3. CENÁRIO E CONTEXTO DA CNUMAD


     Na perspectiva da maioria dos participantes do Forum Global, a Conferência teve lugar no contexto mundial de crescente ameaça a todas as formas de vida no planeta Terra.

     No contexto brasileiro, a higiene e a segurança oferecidas aos visitantes ilustres não conseguiram ocultar ou encobrir a de­gradação e a decomposição da natureza e da vida nos morros e bai­xadas da Cidade Maravilhosa, como uma amostra chocante dos con­trastes  de  um  país, belo e rico, estruturado em favor de uma minoria privilegiada.

     Sem dúvida, os poderes da República Federativa do Brasil conseguiram demonstrar grande capacidade de organização e efi­ciência na preparação e realização da conferência da ONU e, ao mesmo tempo, um grau refinado de  cinismo, afastando indigentes e "pivetes" do espetáculo reluzente e maravilhoso do RIO CENTRO e do ATERRO do FLAMENGO.

     Conforme palavras da "CARTA ÀS IGREJAS":" com sentimento de urgência reunimo-nos na Baixada Fluminense...uma região conhecida por uma profunda degradação das condições de vida da maioria da população ...juntamente com elevados índices de poluição que de­grada o meio ambiente. Isto foi simbólico para nós , pois onde quer que se negue aos seres humanos sua dignidade criada por Deus, tambem se nega a dignidade ao  restante da criação". "Vinte anos após a Conferência de Estocolmo...nenhuma tendência impor­tante de degradação ambiental foi revertida. Hoje toda a vida está ameaçada num grau bem mais elevado. Muitas espécies de ani­mais e plantas foram extintas. A poluição da água , do solo e do ar é maior do que nunca. A desertificação e o desmatamento se aceleram. Enormes quantias de dinheiro gasto em armas e na mili­tarização continuam a exaurir recursos desesperadamente necessá­rios...O ônus da dívida dos países pobres tornou-se cada vez mais asfixiante. A fome aflige um número crescente de pessoas, não apenas na Ásia, África e América Latina, mas tambem nos países da Europa Oriental, no  Oriente Médio, no Extremo Oriente, no Caribe e até dentro das nações afluentes do assim chamado "Primeiro mundo"."
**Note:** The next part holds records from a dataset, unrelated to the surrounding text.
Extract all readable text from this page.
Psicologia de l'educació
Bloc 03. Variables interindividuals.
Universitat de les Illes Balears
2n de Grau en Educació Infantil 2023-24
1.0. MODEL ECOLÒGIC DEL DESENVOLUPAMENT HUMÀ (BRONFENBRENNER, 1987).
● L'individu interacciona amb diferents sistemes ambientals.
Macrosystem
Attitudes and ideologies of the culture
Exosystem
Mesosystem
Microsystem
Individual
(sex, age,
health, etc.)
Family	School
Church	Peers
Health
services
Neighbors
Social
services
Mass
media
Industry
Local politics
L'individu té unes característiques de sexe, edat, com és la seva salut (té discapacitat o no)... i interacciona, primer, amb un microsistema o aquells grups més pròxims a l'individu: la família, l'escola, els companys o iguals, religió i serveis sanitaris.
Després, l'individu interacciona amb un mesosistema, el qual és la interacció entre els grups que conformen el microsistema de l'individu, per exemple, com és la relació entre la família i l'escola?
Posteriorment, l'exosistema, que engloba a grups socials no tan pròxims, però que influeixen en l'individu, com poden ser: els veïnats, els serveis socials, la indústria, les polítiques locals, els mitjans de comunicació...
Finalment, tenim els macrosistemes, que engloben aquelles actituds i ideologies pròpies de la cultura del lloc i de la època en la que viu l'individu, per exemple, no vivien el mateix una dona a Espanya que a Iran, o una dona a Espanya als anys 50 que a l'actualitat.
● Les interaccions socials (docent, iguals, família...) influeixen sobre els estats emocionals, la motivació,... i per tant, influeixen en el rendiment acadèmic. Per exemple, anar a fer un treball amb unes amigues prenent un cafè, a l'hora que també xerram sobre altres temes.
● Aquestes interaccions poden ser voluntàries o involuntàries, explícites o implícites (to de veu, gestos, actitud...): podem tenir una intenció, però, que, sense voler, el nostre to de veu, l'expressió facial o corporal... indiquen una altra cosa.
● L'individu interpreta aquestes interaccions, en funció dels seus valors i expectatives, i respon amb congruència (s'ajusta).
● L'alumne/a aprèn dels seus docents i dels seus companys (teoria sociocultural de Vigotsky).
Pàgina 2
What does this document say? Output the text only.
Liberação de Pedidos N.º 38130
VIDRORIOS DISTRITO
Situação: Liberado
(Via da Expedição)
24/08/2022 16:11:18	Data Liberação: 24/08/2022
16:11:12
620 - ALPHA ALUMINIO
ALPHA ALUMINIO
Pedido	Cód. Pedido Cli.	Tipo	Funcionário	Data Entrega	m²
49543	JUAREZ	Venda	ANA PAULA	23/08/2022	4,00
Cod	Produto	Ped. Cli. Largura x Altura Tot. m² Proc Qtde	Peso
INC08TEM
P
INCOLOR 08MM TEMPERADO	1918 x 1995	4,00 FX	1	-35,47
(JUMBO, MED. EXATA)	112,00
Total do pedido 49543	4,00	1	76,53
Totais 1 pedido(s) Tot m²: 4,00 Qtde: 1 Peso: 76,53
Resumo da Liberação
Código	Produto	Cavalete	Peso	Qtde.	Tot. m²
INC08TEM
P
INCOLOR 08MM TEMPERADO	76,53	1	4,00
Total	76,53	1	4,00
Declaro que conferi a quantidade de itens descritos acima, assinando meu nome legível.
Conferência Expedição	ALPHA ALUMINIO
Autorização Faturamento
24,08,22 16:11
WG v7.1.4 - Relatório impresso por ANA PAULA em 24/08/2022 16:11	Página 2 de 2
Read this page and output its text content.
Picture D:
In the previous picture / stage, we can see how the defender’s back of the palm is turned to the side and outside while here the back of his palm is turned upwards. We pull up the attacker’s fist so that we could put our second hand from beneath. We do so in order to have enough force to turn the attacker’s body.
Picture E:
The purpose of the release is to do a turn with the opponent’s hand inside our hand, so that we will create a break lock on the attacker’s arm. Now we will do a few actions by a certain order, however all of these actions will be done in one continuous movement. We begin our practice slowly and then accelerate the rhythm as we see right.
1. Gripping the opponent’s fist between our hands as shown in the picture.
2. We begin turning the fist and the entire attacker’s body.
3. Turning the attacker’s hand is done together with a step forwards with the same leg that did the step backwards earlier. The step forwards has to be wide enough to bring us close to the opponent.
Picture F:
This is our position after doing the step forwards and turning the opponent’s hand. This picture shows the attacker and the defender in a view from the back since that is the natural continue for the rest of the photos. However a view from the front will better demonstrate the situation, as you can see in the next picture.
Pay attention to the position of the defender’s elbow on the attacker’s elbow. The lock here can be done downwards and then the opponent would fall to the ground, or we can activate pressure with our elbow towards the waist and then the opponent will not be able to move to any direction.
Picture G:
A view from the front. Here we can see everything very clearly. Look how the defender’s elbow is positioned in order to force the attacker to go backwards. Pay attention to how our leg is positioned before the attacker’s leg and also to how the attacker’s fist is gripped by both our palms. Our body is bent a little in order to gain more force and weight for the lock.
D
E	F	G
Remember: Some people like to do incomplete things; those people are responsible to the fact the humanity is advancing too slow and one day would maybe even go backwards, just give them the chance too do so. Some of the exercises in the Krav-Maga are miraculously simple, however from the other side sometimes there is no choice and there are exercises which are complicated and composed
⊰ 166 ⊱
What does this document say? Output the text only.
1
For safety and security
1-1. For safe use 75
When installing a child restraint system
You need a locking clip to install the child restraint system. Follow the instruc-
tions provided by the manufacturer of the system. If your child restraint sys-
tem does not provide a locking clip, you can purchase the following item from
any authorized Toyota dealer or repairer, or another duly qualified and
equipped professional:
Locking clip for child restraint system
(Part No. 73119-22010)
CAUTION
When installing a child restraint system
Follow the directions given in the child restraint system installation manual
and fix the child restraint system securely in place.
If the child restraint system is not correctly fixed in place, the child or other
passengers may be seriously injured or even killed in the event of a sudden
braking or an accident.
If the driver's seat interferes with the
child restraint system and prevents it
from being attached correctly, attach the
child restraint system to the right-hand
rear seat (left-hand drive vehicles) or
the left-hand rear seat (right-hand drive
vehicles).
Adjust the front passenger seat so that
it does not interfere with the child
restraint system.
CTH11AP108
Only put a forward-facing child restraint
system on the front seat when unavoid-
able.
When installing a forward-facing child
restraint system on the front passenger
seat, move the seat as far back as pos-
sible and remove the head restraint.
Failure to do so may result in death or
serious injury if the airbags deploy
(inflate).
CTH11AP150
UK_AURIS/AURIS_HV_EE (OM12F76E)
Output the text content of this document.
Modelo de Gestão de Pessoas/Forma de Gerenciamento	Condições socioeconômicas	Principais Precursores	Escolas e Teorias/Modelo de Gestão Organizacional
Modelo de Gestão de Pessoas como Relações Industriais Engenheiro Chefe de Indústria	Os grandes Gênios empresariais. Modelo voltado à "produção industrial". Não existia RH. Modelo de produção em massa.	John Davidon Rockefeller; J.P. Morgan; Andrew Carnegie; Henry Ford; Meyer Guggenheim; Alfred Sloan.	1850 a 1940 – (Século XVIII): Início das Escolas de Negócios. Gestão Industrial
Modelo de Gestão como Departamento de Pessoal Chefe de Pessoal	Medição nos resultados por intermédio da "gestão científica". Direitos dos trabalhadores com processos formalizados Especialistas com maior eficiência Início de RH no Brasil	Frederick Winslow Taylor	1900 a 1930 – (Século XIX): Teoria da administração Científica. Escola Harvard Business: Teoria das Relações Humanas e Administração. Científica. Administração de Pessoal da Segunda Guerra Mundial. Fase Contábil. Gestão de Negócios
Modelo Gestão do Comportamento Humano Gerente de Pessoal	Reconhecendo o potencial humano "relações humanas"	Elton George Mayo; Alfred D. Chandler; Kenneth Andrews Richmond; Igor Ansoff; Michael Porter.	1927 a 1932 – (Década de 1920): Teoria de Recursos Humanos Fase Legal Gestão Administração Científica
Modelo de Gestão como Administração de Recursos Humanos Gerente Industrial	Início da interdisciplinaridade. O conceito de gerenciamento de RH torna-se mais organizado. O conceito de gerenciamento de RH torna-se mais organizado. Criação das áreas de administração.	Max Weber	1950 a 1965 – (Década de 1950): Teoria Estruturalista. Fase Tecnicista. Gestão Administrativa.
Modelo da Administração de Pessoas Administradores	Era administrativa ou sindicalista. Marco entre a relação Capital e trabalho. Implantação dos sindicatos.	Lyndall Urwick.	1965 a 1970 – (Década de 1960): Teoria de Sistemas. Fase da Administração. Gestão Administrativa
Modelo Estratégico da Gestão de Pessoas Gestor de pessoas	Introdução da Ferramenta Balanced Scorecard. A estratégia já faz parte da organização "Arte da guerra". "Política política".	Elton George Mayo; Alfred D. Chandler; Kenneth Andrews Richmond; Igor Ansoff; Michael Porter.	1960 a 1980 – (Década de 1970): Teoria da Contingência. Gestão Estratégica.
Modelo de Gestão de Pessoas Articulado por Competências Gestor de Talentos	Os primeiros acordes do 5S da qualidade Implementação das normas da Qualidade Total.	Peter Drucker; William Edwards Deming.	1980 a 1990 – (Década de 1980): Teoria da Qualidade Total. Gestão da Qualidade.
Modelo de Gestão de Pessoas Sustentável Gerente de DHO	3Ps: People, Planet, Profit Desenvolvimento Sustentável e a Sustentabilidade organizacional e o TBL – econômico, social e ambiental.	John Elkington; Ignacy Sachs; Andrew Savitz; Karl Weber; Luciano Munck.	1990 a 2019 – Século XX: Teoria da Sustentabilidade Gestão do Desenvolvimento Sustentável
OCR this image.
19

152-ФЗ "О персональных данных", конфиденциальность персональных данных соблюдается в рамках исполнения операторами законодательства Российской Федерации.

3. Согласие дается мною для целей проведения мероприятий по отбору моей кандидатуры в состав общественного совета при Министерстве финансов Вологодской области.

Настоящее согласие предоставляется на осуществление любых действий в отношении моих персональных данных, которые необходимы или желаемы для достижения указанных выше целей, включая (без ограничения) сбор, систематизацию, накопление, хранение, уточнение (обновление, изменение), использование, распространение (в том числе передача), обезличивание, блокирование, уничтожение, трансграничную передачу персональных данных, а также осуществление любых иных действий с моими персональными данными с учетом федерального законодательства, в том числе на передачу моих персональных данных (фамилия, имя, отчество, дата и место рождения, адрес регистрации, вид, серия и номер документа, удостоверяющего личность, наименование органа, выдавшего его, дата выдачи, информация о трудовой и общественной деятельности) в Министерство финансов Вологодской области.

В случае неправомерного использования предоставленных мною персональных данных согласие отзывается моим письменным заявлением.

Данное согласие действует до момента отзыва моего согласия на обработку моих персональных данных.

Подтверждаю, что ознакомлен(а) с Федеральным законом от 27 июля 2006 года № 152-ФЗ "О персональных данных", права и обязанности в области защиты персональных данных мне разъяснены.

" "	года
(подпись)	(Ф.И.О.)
4.PERSPECTIVAS E PROPOSTAS PARA TESTEMUNHO E AÇÃO DOS CRISTÃOS 



     Inspirando-me  em  documentos  elaborados  por  ocasião   da 

CNU­MAD, convido fraternalmente os irmãos e irmãs do Comitê Central do CMI a perceber que as situações de crise sempre trazem em seu bojo sementes de renovação.

     Iluminados pela Fé, os acontecimentos e situações da histó­ria humana sempre manifestam a presença de Deus chamando-nos à vida em comunhão, pois nos fez à Sua imagem e semelhança.

     A grave crise ecológica está  produzindo convergência e ofe­recendo base para o entendimento entre os povos. Somos forçados a tomar consciência dos limites da natureza e da autonomia de cada nação.

     Nenhum povo consegue fechar suas fronteiras e permanecer imune às consequências de uma catástrofe ecológica. Nem mesmo as ilhas do Pacífico ou do Caribe estarão a salvo dos danos causados pela contaminação da terra. Da mesma forma, nenhuma Nação ou Es­tado permanecerá, por muito tempo, próspero e em paz, sem o res­gate de mais de  um bilhão de pessoas humanas, amadas por Deus em Cristo  como filhos e filhas, condenadas a definhar na indigên­cia, sofrendo a negação e o aviltamento de sua dignidade.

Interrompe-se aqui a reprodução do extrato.